In many real-world problems, there are situations where the dependent variable may have a Gamma distribution. The Gamma Regression Models (GRMs) are preferred when the response variable assumes a Gamma distribution with a given set of independent variables. The Maximum Likelihood Estimator (MLE) is used to estimate the unknown parameters. In the presence of multicollinearity, the variance of the MLE becomes inflated and the inference based on the MLE may not be reasonable. In this article, we propose a new biased estimator called the new Liu-type estimator in the GRMs to combat multicollinearity.
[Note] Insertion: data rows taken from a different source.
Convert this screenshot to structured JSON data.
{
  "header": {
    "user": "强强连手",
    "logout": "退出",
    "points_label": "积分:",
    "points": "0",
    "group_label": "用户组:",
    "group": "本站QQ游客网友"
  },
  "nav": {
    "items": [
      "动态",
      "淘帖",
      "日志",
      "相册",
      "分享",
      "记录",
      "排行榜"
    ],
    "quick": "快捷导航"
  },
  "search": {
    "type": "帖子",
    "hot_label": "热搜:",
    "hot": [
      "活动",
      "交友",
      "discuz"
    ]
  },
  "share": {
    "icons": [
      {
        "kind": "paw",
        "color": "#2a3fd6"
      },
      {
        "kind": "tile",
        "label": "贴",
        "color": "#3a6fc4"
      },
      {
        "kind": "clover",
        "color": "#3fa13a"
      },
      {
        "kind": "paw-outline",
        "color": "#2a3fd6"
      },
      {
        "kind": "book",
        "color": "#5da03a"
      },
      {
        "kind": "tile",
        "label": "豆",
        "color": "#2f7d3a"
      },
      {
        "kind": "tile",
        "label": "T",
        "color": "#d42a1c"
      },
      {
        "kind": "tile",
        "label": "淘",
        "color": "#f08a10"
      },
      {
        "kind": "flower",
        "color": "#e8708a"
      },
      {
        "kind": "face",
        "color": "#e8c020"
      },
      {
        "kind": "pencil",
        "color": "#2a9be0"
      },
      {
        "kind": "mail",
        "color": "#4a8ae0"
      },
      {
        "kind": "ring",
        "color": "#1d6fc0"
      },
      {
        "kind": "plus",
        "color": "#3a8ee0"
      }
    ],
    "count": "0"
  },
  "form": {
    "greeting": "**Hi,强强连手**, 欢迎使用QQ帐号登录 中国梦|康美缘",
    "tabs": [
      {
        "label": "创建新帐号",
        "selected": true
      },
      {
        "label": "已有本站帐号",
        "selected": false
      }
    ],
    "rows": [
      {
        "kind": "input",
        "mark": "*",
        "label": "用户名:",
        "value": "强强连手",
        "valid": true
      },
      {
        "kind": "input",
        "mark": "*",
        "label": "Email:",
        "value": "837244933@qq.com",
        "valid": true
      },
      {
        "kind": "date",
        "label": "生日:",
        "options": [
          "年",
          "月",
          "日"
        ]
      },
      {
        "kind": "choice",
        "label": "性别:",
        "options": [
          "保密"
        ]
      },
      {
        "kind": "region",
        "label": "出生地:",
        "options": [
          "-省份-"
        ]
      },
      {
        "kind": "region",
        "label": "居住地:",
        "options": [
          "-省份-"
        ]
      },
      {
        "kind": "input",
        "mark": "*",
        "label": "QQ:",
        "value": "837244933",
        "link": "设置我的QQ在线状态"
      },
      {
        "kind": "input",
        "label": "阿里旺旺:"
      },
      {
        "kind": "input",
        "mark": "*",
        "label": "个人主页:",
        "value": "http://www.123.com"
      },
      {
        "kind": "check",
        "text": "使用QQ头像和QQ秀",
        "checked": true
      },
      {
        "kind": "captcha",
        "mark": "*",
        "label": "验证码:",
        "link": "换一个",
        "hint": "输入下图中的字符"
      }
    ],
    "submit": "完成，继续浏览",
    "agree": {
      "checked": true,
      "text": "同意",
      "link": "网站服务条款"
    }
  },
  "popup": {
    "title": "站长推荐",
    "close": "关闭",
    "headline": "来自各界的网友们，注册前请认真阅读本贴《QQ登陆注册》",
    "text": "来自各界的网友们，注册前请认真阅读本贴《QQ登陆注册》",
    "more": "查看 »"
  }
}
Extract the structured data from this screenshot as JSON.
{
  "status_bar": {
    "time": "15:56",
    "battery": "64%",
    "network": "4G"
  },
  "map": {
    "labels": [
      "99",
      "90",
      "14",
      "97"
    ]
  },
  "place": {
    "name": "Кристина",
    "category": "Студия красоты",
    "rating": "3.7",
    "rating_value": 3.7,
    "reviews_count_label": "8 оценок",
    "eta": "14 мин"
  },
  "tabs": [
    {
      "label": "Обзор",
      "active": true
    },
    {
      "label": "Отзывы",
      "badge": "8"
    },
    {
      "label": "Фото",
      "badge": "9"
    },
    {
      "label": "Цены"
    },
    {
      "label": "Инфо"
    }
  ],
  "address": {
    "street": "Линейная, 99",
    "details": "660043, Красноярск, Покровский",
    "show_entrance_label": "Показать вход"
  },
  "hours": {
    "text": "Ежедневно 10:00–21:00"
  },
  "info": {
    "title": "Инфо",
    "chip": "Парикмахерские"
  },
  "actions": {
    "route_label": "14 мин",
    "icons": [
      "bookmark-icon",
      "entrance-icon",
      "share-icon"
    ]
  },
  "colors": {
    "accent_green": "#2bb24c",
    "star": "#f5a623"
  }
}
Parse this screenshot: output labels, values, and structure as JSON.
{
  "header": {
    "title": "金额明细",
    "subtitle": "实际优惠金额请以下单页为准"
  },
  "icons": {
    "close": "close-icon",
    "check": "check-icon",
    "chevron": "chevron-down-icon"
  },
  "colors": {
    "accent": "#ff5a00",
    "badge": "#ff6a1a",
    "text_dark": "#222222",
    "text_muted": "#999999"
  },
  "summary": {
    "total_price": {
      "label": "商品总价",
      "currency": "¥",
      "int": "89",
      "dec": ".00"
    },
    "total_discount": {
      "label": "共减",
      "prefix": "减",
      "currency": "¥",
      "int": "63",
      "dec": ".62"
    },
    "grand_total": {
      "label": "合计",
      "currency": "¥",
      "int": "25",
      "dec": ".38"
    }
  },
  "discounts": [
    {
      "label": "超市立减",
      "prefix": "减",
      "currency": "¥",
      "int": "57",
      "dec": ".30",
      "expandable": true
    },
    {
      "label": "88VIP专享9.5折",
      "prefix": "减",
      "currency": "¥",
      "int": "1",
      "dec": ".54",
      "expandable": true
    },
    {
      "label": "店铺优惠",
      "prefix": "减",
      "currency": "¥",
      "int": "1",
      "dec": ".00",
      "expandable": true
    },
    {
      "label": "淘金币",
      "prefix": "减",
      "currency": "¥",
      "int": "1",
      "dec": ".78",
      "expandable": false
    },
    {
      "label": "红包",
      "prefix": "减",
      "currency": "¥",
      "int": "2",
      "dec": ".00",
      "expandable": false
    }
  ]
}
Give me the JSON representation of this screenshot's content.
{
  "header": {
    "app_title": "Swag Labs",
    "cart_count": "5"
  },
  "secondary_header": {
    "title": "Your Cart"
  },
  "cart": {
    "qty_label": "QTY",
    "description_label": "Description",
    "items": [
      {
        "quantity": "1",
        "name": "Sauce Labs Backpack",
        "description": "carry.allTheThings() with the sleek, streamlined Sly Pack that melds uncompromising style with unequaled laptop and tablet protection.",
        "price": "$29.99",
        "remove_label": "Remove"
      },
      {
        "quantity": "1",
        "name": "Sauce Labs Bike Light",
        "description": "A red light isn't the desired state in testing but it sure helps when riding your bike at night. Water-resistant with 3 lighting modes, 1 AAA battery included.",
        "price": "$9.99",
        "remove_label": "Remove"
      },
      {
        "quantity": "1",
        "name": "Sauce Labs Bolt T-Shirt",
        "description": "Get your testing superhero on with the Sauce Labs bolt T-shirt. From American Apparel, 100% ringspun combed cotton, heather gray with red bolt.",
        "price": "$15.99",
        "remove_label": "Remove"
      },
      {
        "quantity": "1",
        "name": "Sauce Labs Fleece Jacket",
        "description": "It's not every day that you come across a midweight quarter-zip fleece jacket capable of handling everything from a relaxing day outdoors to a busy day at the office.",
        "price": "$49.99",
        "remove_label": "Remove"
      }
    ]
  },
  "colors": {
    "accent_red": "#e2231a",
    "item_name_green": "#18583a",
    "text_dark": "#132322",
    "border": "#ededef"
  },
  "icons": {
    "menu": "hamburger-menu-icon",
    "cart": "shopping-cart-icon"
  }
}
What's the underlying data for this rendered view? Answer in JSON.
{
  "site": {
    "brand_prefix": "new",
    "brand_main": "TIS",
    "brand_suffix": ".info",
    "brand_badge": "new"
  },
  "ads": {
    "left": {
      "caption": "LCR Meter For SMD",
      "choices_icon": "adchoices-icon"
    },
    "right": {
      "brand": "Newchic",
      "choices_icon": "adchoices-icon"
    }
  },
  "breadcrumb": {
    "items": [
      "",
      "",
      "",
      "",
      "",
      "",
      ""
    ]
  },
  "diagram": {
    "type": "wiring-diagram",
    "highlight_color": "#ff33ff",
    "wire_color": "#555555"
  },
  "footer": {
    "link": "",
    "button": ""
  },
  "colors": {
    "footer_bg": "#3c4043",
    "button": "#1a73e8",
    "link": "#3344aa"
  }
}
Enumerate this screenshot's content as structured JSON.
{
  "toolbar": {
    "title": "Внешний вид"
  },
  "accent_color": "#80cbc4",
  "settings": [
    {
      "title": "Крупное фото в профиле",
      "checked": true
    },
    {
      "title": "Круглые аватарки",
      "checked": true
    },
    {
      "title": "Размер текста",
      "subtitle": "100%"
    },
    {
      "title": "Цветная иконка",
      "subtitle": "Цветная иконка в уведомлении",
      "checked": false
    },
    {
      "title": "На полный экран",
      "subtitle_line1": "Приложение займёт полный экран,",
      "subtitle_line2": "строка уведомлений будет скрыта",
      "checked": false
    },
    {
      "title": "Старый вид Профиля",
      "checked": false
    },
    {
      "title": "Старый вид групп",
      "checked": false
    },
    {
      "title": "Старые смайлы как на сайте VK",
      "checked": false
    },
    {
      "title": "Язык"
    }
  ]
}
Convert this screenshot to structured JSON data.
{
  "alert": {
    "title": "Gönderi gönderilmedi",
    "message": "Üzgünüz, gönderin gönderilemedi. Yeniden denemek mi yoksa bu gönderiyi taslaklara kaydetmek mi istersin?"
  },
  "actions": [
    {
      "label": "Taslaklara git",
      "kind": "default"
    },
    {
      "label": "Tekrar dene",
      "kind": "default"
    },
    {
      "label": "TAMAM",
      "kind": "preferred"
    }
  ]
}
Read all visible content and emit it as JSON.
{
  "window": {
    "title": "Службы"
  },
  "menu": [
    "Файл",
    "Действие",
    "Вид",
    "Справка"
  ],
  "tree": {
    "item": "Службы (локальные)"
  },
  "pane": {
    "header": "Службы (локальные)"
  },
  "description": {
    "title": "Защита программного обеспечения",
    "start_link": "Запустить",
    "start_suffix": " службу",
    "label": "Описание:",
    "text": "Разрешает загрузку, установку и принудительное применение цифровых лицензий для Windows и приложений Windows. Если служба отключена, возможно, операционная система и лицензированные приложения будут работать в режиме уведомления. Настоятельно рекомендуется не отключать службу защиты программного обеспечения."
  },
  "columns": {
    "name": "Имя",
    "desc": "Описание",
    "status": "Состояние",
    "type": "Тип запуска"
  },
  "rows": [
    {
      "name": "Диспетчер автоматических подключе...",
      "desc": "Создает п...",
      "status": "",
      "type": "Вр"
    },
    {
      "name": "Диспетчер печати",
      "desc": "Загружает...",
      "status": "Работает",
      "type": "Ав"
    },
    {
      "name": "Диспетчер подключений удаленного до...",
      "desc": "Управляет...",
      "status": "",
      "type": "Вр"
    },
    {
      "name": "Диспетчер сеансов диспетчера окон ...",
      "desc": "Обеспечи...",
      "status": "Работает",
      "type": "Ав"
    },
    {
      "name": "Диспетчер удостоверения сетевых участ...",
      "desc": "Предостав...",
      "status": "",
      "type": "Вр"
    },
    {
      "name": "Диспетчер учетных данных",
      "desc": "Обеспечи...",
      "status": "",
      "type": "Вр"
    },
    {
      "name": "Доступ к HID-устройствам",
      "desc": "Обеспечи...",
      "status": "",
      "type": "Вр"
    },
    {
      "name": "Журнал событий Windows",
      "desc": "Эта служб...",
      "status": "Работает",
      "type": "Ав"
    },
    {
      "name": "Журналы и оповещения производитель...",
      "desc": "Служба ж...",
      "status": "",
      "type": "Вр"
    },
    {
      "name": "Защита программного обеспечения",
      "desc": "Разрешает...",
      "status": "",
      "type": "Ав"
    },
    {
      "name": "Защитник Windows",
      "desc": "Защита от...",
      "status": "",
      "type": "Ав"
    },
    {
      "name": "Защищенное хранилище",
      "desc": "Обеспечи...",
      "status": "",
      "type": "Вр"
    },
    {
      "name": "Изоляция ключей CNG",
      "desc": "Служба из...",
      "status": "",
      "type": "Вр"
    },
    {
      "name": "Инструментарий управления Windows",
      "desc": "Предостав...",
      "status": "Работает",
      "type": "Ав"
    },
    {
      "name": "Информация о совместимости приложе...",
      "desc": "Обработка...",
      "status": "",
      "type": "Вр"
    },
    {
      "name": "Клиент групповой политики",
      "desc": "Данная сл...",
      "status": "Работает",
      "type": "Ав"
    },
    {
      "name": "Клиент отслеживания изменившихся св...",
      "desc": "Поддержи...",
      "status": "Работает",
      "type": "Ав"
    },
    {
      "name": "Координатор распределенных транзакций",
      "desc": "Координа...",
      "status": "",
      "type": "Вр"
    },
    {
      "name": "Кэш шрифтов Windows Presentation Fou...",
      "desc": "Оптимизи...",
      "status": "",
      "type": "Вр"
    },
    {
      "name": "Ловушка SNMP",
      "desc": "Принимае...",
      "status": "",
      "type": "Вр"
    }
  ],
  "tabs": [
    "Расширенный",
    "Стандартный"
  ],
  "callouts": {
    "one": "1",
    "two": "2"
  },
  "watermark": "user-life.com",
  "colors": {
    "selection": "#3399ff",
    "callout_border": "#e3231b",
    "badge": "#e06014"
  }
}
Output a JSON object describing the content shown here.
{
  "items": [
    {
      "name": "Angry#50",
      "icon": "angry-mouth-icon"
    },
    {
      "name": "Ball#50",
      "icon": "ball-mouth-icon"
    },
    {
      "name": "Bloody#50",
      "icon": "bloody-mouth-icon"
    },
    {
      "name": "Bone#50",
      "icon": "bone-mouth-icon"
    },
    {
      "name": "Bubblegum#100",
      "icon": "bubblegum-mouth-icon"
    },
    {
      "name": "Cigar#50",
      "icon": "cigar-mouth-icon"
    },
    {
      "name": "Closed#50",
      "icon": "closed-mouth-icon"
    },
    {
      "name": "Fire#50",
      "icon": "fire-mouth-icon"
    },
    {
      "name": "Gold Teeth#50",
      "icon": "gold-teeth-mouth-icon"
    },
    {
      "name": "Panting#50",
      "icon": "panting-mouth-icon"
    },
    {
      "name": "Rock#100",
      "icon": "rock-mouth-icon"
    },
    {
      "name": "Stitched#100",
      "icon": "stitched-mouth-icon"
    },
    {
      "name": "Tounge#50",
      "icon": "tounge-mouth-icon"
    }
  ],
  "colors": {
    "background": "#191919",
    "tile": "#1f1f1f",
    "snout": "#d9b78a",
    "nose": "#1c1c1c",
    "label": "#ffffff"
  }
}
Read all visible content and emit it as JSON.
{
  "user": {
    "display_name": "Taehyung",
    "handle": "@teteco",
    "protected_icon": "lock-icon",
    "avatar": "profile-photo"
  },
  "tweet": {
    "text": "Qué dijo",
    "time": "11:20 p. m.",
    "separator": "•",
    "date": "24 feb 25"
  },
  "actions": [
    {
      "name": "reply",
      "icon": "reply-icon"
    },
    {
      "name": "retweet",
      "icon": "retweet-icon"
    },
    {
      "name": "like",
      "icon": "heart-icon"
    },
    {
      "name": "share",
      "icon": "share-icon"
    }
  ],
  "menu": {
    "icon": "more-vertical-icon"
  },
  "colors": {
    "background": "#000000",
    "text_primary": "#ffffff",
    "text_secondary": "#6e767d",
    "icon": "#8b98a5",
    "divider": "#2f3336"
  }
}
The proposed estimator is a general estimator which includes other biased estimators, such as the Gamma ridge estimator, Gamma Liu estimator, and the estimators with two biasing parameters as special cases. Furthermore, several methods are proposed to determine the biasing parameters in the estimators. Also, a Monte Carlo simulation study has been conducted to assess the performance of the proposed biased estimator where the Estimated Mean Squared Error (EMSE) is considered as a performance criterion. Finally, two numerical examples are given to investigate the performance of the proposed estimator over existing estimators.